「ごめんなさい+α」の徹底が返品率を下げる
「客観的には、単なる『野菜の通販』に見えるかもしれません。その裏には、有機農業をはじめ、環境負荷の低い農業を広めたいという強い想いがあります」(坂本氏)
2009年に創業した坂ノ途中。2010年12月にオンラインショップを開設し、有機野菜を中心に販売している。2016年には初めてVCからの資金調達を実施し「スタートアップ企業として本格的な経営活動へ舵を切った」と坂本氏は語る。
「創業時はNPOに近い考え方で運営していました。しかし、それでは世の中へ強いインパクトを与えるのが難しいと実感し、当社の代表(小野邦彦氏)が方向転換を図ったのです。当社は主に、有機農業に熱心な一方で経営規模が小さく、売り先が確保できない新規就農者と提携しています。2021年度の一般社団法人全国農業会議所全国新規就農相談センターの調査では、新規参入者の約62%が農業所得だけで生計が成り立っていないとわかっています。当社の提携農家が、ビジネスとして農業を継続的に営める仕組みが不可欠です」(坂本氏)
新規就農者が利益を得るには、まずは育てた野菜を容易に流通できる環境を確保しなければならない。坂ノ途中がプラットフォームとして機能し、生産者と消費者をつなげる役目を果たしている。

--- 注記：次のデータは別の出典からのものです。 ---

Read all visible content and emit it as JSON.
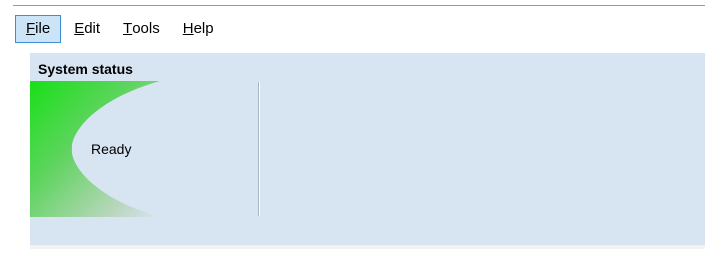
{
  "menubar": {
    "items": [
      {
        "mnemonic": "F",
        "rest": "ile",
        "active": true
      },
      {
        "mnemonic": "E",
        "rest": "dit",
        "active": false
      },
      {
        "mnemonic": "T",
        "rest": "ools",
        "active": false
      },
      {
        "mnemonic": "H",
        "rest": "elp",
        "active": false
      }
    ]
  },
  "status_group": {
    "title": "System status",
    "status_text": "Ready",
    "indicator_color": "#22e022"
  },
  "colors": {
    "panel_background": "#d7e4f2",
    "menu_highlight": "#cce4f7",
    "menu_highlight_border": "#3c8fd6"
  }
}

加えて、同社は提携農家のネットワークを拡大するため、取り扱う野菜に独自の基準を設けているという。農林水産省が定める有機農産物のJAS認証は「種まきや植え付け前の2年以上、化学合成農薬・化学肥料を使用していない」などの細かな条件があるが、新規就農者にとっては大きな壁だ。坂本氏と丸山氏は「お客様も生産者も無理なく使えるサービスにしたい」と語る。
「当社における野菜の取り扱い基準は『栽培期間中に化学合成農薬と化学肥料を使用していないこと』です。果樹であれば、基本的に化学肥料は不使用、化学合成農薬は使用成分回数が各都道府県の定める基準の半分以下であるものを販売しています」(丸山氏)

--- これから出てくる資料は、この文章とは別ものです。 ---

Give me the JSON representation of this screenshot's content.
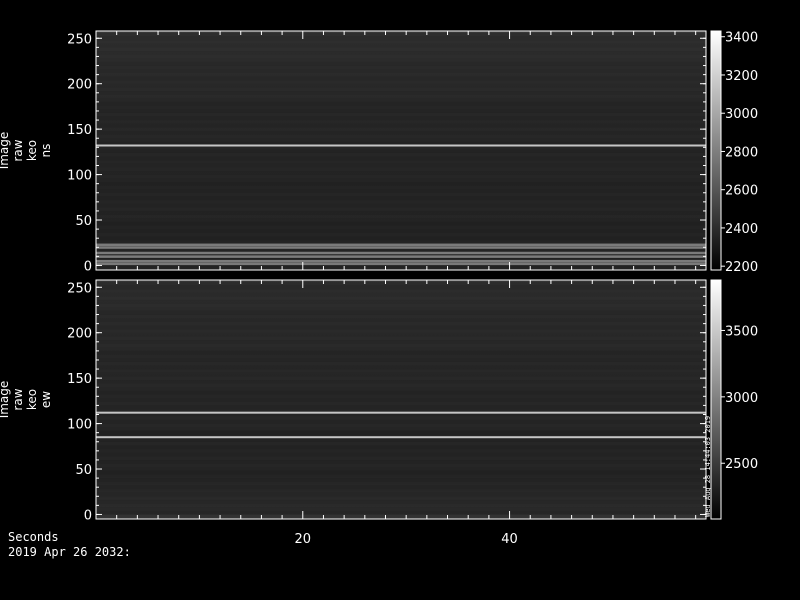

「果樹は1回病気になると木ごと切る必要があります。そこまで求めるのが、低環境負荷の農業を広める上で正しいのか疑問でした」(坂本氏)
現在、同社の提携農家は370軒を超える。顧客数も徐々に増加し、会員規模は約1万人にまで成長した。そのほとんどが定期購入者で、解約率は5~7%に抑えられている。
「当社が取り扱う野菜は、加温栽培(寒い時期でも野菜を安定的に収穫できるよう暖房機などで温度を高める栽培方法)で出荷時期を早めることはしていません。その分、定期便には、一般的なスーパーで流通しない旬の野菜を多く詰めています。届いた野菜によって『春が来たな』感じられたり、新しい野菜と出会えたりする点が魅力です」(坂本氏)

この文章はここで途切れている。